Clara Chabalier et Katia Kameli ont fait oeuvre commune avec la musicienne Aurélie Sfez et l’auteure Chloé Delaume, inventant ensemble une traversée littéraire et théâtrale, le spectacle croisant les arts visuels et le spectacle vivant. Le manuscrit est, toujours en vie, révélateur du contexte politique où il voit le jour. Les fables sont adressées aux puissants – manuel d’instruction à l’usage du pouvoir – :  le spectacle réinstalle cette dimension politique des fables au centre. 

Le spectacle ne peut que tomber à pic dans le contexte de la Guerre en Ukraine. Comment un puissant de ce monde, démuni de sagesse et de raison, en arrive-t-il à terroriser les pays autour ?

La raison, la paix, la sagesse de la fable, recours fragiles contre la violence, sont à ressaisir. La problématique de la traduction ouvre les territoires d’une langue à l’autre, d’un pays vers l’autre. Les histoires s’entrelacent – ruses, trahisons, mensonges, rencontres heureuses ou non – et la re-contextualisation des stratégies politiques se réactualise sans cesse, exactement contemporaine.

Pour Christian Biet, la fable est « une fiction, une invention, un mensonge, mais – paradoxe syllogistique -, c’est un mensonge qui dit la vérité. La fable joue sur l’analogie, sur l’exemple fabuleux, pour dire la vérité des choses. L’homme, comme l’enfant, étant incapable de se laisser charmer par la vérité pure, par l’expression directe de cette vérité, il faut passer par des récits et par l’imagination, donc par le fabuleux, pour en arriver à la vérité, si elle existe ». (Fables – J.de La Fontaine – Encyclopedia Universalis).

Le spectacle commence par un film, réalisé par Katia Kameliavec des adolescents de Bobigny, film qui rythme la représentation entière, une alternance de vues entre les immeubles des quartiers rénovés du Bobigny d’aujourd’hui et le retour sur la scène, en Inde, en Perse via les tapis colorés, le miniatures et l’art oriental. Les jeunes jouent les différents traducteurs des fables, nées en Orient, semblent-ils découvrir, interprétant les différents personnages – rois, sages et courtisans.

Une Fable des Fables, écrite par Chloé Delaume ponctue le voyage, comme une ritournelle, fondée sur la comparaison des différentes versions des «Animaux Malades de la Peste», une des fables commune aux trois livres – avec le chameau devenant âne, et l’exotique devenant banal.

Sur le plateau, une scène noire, vide et lumineuse, si ce n’est décorée d’une série de tapis et de couvertures colorées et chamarrées placées à jardin, rangées en piles, accumulées à la façon d’un comptoir de boutique d’exposition.
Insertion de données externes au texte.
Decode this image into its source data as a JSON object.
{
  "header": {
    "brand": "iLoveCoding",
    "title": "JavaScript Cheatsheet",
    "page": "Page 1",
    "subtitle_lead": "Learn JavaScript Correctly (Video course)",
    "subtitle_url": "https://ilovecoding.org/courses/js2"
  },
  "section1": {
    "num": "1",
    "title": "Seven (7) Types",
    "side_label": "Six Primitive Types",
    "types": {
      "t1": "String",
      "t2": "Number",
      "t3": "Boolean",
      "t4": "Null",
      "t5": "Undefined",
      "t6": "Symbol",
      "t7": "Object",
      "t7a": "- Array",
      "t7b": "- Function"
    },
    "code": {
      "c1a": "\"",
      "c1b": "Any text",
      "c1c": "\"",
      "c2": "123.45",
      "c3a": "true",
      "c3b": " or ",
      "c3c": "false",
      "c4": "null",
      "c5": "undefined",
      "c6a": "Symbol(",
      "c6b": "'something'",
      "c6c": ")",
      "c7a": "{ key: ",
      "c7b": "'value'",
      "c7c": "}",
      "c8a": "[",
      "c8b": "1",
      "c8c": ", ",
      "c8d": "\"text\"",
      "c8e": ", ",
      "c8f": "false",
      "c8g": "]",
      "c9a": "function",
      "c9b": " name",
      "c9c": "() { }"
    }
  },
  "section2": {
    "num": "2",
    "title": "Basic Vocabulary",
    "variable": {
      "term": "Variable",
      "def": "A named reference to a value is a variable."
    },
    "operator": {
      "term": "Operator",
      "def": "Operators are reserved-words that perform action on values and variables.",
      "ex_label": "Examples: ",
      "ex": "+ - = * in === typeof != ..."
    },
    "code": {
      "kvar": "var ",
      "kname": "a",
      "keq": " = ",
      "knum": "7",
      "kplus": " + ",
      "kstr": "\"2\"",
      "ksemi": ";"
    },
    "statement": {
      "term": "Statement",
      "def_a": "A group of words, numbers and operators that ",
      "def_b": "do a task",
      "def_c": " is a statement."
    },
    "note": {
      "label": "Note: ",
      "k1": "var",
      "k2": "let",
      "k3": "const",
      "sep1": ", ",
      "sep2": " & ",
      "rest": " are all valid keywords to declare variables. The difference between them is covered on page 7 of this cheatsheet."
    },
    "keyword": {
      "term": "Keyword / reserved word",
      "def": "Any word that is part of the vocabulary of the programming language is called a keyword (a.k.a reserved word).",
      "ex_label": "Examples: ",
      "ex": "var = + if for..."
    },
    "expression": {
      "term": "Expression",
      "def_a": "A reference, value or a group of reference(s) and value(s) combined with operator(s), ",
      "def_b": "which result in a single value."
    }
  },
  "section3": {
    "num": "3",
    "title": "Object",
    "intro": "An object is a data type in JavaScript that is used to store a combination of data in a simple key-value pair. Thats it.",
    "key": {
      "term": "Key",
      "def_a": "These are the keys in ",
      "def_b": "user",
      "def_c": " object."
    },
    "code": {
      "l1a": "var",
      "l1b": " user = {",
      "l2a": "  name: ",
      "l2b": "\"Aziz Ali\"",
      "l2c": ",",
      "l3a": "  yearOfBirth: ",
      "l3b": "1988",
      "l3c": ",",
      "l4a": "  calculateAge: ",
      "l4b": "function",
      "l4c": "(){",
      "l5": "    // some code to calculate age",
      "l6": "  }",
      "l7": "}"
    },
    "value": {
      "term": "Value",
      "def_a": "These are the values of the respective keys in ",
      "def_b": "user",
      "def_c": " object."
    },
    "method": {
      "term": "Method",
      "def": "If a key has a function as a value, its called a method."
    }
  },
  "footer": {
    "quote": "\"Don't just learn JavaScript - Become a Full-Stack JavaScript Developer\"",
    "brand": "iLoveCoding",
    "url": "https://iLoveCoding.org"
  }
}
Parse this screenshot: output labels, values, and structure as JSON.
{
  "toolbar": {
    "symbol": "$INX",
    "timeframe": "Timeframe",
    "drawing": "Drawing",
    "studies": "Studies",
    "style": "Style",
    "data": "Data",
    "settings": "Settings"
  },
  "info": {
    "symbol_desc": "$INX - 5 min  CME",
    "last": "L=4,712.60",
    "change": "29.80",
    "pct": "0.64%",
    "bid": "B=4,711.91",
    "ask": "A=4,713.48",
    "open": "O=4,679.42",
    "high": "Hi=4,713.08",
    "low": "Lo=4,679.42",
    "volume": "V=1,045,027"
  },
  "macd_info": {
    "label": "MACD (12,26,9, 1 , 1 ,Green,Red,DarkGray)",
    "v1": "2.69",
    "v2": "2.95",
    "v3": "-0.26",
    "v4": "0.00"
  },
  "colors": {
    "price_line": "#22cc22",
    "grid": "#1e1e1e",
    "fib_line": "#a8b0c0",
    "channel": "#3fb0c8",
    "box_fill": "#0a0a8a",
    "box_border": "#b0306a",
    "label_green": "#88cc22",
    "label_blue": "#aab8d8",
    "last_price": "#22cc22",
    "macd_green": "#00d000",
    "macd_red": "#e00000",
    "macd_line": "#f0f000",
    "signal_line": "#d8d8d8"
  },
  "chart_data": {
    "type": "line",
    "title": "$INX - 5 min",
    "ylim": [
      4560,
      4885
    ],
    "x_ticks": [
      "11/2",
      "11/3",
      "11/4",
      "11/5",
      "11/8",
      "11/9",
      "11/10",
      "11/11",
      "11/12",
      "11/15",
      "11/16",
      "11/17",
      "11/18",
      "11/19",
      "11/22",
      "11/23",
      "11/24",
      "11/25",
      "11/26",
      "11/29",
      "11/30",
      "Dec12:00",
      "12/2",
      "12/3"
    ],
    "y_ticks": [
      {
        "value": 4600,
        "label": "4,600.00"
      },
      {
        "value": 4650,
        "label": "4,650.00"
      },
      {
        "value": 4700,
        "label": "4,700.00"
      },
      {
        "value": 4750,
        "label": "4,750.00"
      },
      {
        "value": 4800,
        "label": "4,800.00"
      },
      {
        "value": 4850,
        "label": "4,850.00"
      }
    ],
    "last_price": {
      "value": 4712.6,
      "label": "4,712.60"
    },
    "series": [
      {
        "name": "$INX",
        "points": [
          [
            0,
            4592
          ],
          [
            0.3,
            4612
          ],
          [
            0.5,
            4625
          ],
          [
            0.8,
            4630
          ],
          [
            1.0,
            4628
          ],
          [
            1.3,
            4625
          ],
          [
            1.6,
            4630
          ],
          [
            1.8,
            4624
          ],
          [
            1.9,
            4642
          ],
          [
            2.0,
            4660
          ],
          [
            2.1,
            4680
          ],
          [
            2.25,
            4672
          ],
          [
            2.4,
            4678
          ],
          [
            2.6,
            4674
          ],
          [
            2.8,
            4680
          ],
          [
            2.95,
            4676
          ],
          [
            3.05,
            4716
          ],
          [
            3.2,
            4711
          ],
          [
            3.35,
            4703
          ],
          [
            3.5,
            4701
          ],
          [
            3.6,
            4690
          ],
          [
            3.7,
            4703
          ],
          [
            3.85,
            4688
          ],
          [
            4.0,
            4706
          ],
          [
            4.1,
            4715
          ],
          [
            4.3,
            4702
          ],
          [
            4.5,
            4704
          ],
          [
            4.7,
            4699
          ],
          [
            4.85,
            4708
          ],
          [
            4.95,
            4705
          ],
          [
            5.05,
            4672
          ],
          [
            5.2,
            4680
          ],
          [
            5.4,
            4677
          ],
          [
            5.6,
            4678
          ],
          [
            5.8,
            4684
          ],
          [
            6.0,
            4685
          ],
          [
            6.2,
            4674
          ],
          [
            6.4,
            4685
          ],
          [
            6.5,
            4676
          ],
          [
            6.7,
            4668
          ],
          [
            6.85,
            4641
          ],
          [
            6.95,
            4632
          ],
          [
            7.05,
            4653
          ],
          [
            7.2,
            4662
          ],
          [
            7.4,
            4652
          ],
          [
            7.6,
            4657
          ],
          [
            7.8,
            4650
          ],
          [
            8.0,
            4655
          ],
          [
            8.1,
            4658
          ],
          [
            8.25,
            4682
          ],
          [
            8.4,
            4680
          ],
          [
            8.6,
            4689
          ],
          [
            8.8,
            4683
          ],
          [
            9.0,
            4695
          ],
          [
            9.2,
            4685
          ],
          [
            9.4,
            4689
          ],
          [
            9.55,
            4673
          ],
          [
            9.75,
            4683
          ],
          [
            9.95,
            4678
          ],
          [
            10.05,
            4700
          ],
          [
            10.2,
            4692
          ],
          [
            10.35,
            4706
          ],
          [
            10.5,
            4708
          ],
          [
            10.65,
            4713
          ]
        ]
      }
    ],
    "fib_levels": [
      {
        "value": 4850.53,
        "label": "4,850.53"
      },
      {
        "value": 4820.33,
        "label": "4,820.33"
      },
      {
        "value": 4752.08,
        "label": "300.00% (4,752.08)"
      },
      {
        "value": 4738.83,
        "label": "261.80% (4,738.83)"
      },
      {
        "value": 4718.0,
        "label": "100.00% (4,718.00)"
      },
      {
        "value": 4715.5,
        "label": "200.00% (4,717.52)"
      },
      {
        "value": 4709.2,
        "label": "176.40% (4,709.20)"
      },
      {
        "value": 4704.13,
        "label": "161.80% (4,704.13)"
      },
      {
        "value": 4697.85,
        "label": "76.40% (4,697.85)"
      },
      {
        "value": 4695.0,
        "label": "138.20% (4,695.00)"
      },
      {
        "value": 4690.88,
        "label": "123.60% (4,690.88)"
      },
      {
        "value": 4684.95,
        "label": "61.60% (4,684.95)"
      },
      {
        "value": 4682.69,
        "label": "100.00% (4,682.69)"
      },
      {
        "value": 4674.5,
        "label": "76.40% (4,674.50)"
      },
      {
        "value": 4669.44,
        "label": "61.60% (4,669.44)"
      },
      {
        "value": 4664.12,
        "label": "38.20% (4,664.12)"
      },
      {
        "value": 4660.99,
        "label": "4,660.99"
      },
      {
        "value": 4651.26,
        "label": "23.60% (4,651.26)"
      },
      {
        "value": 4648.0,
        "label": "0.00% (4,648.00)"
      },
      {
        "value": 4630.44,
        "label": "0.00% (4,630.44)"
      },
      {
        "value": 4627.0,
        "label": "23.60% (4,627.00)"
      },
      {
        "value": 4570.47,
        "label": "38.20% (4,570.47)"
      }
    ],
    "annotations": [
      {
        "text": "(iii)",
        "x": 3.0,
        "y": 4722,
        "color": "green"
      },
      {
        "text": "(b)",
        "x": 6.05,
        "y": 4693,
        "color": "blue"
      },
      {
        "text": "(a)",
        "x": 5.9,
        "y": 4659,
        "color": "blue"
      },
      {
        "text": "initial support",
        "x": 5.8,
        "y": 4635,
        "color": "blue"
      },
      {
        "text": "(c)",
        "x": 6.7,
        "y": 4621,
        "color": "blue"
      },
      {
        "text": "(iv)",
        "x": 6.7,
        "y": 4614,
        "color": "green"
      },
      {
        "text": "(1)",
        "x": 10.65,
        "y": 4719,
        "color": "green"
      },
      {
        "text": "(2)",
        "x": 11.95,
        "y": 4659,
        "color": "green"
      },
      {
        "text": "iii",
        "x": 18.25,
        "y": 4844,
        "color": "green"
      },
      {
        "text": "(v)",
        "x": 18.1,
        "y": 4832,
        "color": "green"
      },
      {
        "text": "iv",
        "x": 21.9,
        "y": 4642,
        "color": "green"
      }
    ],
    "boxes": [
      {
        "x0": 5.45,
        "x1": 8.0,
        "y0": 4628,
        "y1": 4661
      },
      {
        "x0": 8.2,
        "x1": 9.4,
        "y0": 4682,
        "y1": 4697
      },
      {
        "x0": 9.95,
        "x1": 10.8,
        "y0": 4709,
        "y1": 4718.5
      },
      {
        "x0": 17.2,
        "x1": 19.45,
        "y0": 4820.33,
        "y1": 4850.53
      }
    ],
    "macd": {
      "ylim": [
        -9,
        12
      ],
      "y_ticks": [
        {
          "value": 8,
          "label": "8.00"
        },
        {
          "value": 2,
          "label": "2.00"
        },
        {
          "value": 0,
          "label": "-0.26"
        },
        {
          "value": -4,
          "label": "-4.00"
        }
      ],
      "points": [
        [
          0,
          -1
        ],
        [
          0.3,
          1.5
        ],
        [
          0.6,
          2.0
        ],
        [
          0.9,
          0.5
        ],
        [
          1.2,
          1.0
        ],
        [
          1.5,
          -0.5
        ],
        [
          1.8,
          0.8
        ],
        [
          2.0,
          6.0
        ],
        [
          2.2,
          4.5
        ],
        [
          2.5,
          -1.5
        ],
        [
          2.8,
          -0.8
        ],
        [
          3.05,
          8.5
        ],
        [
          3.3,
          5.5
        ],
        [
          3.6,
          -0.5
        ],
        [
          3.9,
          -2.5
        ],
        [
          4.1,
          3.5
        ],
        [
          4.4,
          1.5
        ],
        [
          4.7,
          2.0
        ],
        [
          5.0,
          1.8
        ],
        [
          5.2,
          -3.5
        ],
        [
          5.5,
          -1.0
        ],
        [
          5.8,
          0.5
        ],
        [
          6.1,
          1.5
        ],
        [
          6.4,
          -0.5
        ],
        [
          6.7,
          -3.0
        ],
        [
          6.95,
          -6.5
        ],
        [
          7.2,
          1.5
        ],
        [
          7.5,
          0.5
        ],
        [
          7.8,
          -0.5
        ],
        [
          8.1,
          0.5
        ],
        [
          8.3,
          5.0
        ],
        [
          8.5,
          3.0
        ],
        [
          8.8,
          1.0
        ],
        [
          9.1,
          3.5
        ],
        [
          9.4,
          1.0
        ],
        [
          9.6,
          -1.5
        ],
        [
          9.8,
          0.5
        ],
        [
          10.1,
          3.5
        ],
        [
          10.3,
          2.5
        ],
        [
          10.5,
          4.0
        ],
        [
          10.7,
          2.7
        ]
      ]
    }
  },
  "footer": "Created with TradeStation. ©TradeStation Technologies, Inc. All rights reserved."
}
La comédienne Clara Chabalier est d’abord allongée sur cette couche improvisée afin de regarder l’écran du lointain sur lequel s’animent les jeunes des cités.

Prenant la parole, elle se lève et raconte l’histoire fabuleuse des Fables, debout et portant parfois un masque de chacal, retiré d’un bureau-castelet de bois dont les tiroirs recèlent des manuscrits.  Elle étale d’abord les tapis avant de former avec quelques-uns d’entre eux des monts de désert qu’elle recouvrira encore plus tard d’autres couvertures, formant à vue une sédimentation, un palimpseste géologique, accumulation couches successives temporelles – nature et hommes.

Elle déroule des lais – toile peinte -, reproduction de tableaux et de miniatures persanes – ciel bleu constellé d’étoiles brillantes et jaunes, firmament de la beauté de la nuit et des songes, entre musique, flûte bansuri, guitare, viole de gambe, voix, oud, flûte baroque et percussions, xylophone.

Un joli moment littéraire à travers vidéo et vertus artisanales de la scène, grâce à la présence sobre et convaincante d’une actrice investie et éclairée, regardant paisiblement le public dont elle oriente l’intérêt, entre observation, considération des faits et de l’Histoire et sa propre performance.

Véronique Hotte

Spectacle vu au Studio-Théâtre de Vitry, le 14 mars 2022. Du 31 mars au 10 avril, le 31 mars, le 1er avril, le 5 avril, le 6 avril 19h30, le 2 avril et le 9 avril 18h30, le 3 avril et le 10 avril 16h30, les 7 et8 avril 14h30 à la MC93 Bobigny, Maison de la Culture de Seine-Saint-Denis , 9 bd Lénine 93000 – Bobigny. Tél : 01 41 60 72 60. En novembre 2022 au Théâtre de La Criée Marseille dans le cadre du Festival Les Rencontres à l’Echelle.